A basic upright frame and a compact variant. The kick up at the back of the compact top-tube is to ensure the rear light remains clear of any panniers or racks. The seat-tube cluster is designed so that the frame has a naturally compliant nature to offset the necessary size of the bottom-bracket area. Heavy use of hydro-forming is required but this can be done quite affordably now.
Throughout I have attempted to balance the requirements of integration with use of standard components, hence the lighting wiring doesn't go through the bars and stem, the rear light isn't built into the seat-post and the option remains to have a version without mudguards and rack so that standard after-market parts can be used.
I suspect you might not be able to hubs that have a dynamo / disc and gear / disc combo yet but I believe this will come along fairly quickly.

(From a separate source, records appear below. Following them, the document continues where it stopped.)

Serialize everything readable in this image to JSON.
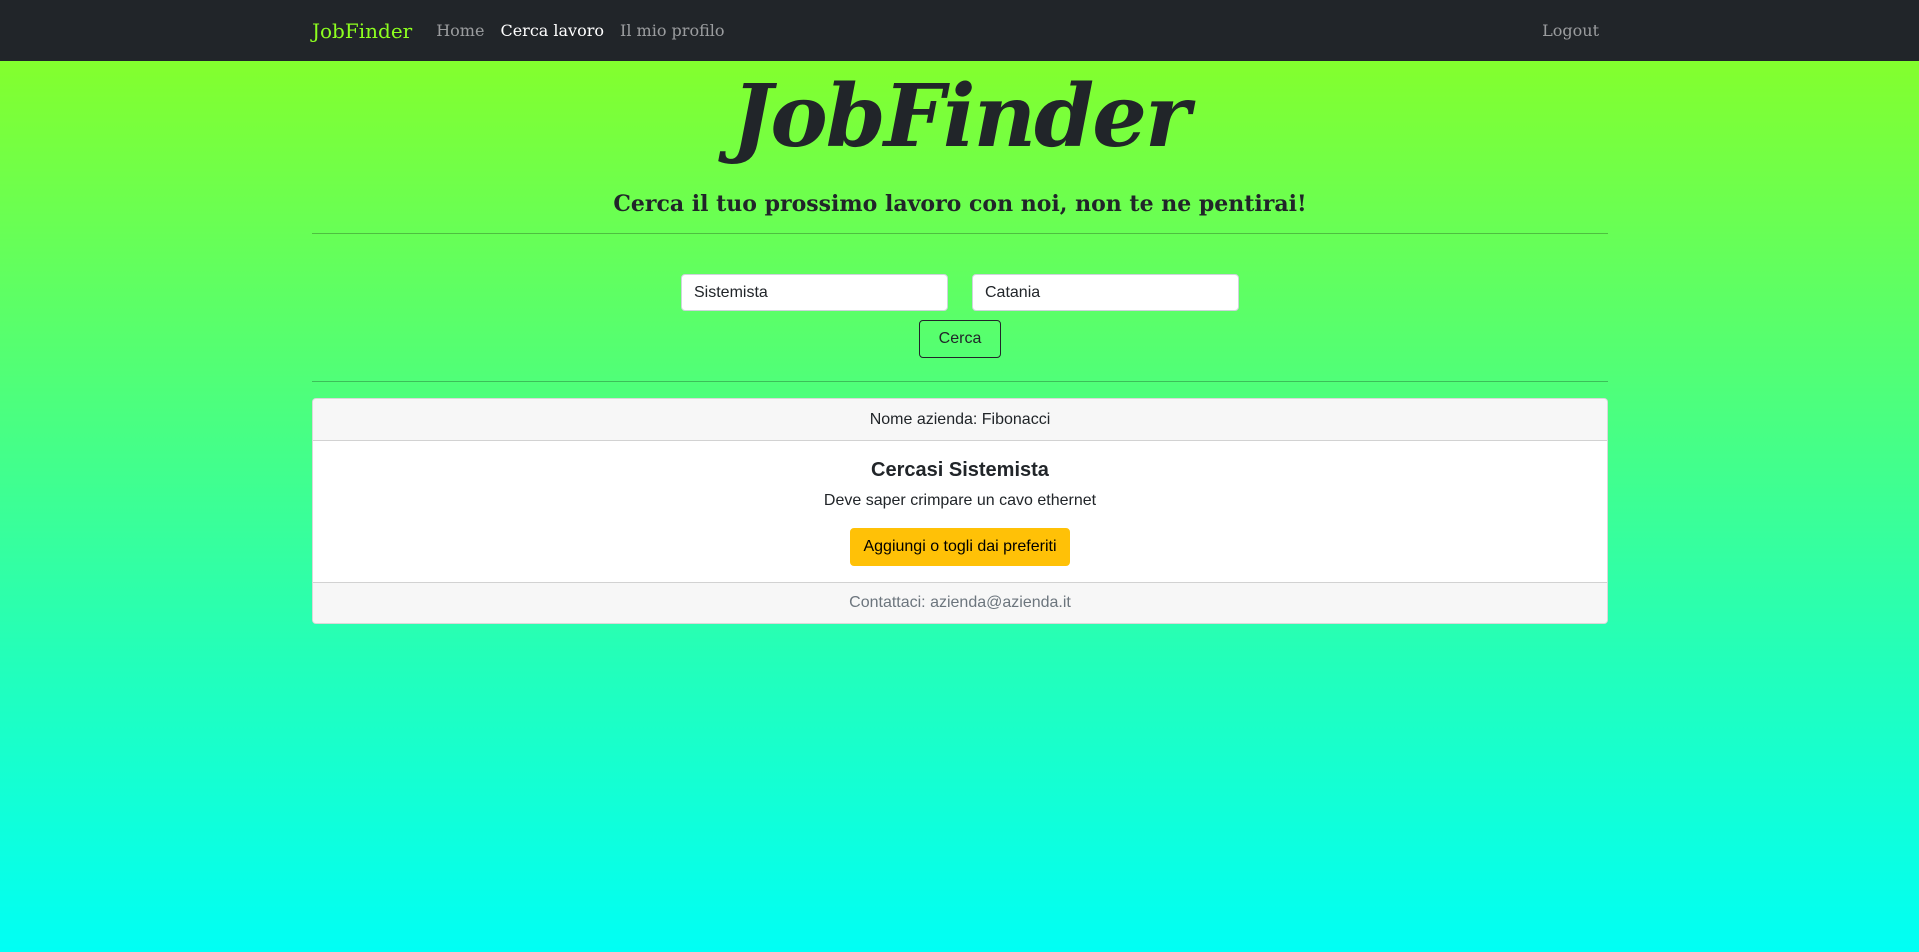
{
  "navbar": {
    "brand": "JobFinder",
    "links": [
      {
        "label": "Home",
        "active": false
      },
      {
        "label": "Cerca lavoro",
        "active": true
      },
      {
        "label": "Il mio profilo",
        "active": false
      }
    ],
    "logout": "Logout"
  },
  "hero": {
    "title": "JobFinder",
    "subtitle": "Cerca il tuo prossimo lavoro con noi, non te ne pentirai!"
  },
  "search": {
    "job_value": "Sistemista",
    "location_value": "Catania",
    "button": "Cerca"
  },
  "results": [
    {
      "header": "Nome azienda: Fibonacci",
      "title": "Cercasi Sistemista",
      "description": "Deve saper crimpare un cavo ethernet",
      "favorite_button": "Aggiungi o togli dai preferiti",
      "footer": "Contattaci: azienda@azienda.it"
    }
  ],
  "colors": {
    "brand": "#8dff1f",
    "navbar_bg": "#212529",
    "favorite_button": "#ffc107",
    "gradient_top": "#8dff1f",
    "gradient_bottom": "#00fff5"
  }
}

Looking at what's currently easily available it seems that Gazelle appear to be the closest I can find to this kind of approach but some bits really don't feel that integrated and the locks aren't really fit for purpose. They do seem like nice bikes though.

Anyway, that's my thoughts, what are yours?

* Well, 3 1/2 if you count my share of the tandem.
** This is widely recognised as the minimum number of bicycles by the way, if you were wondering.
*** N.B. Mounting points would still be included on the frame and forks of course.